Barnabas Dlamini, Swaziland’s illegally-appointed Prime Minister has flown to the Bahamas to collect his human rights medal, even though there are doubts that it is a genuine award.
A ceremony will take place tomorrow (2 October 2010) hosted by World Citizen Awards. After an outcry following the announcement that Dlamini would receive a medal for his outstanding contribution to human rights, doubts were cast about whether the award was genuinely given for endeavour, or whether it was merely a vanity award.
After the Bahamas, Dlamini travels to Washington to see the International Monetary Fund in an attempt to secure its support for a loan from the African Development Bank.

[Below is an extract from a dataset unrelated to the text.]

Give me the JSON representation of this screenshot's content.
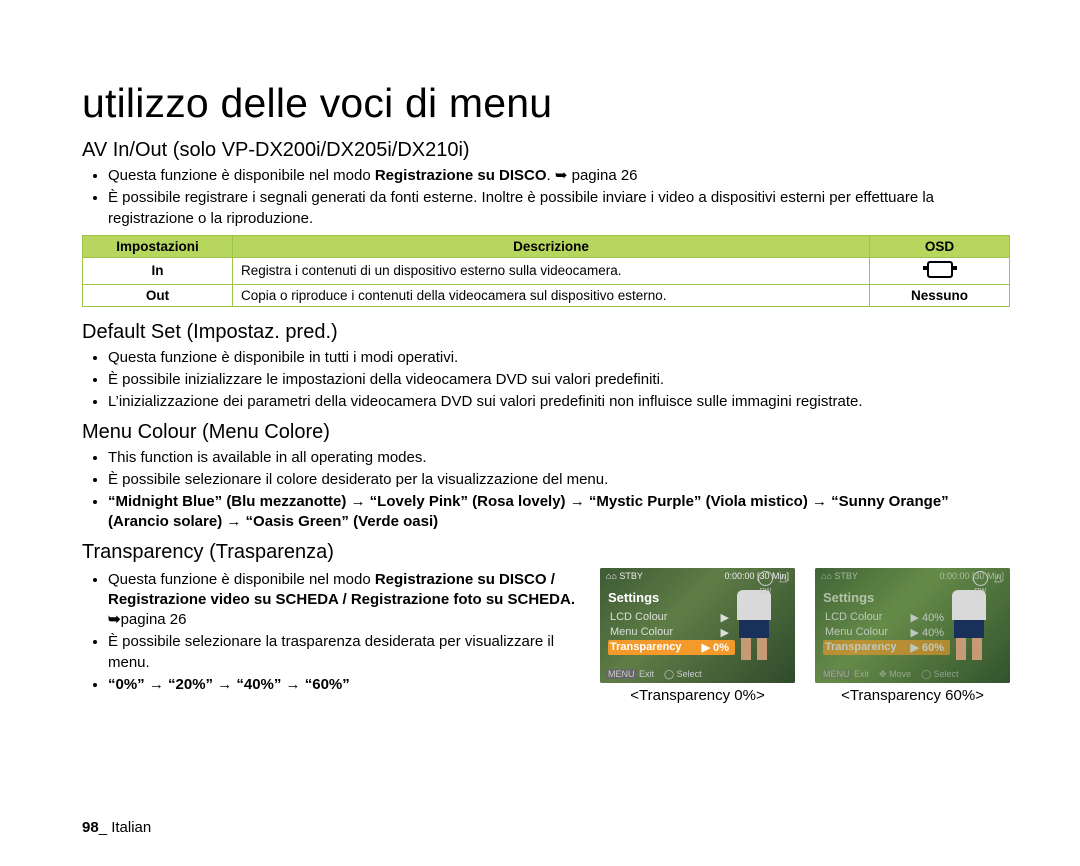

Both the IMF and the World Bank declined to support the loan application previously because of the poor record Dlamini’s government had on handling the economy.

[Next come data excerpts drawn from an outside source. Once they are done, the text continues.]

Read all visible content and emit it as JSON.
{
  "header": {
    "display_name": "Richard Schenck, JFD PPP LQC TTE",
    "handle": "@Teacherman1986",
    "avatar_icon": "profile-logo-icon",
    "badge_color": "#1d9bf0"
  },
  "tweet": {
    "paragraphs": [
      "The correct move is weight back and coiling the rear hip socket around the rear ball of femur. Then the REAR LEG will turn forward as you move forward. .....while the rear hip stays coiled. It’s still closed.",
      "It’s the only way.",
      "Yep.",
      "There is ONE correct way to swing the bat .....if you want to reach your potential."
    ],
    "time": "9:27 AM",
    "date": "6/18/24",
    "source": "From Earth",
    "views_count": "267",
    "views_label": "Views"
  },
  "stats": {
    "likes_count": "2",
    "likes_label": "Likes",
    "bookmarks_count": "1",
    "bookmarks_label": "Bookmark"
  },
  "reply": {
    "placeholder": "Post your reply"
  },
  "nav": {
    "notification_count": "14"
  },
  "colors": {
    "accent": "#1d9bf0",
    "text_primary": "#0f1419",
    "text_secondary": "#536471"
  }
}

Dlamini will have to convince the IMF he can be trusted with the money. This may prove difficult because within the past few days it was announced in Swaziland that politicians’ perks would rise and that former prime ministers and their wives will be paid monthly allowances.
Finance Minister Majozi Sithole said these expenses were not budgeted for.
There are also fears that the government has run out of money and cannot pay its civil servants from October 2010 after it raised their salaries by 4.5 percent, against the wishes of the IMF.
Before he left Swaziland Dlamini told reporters he didn’t know when he would return. Maybe he knows something we don’t.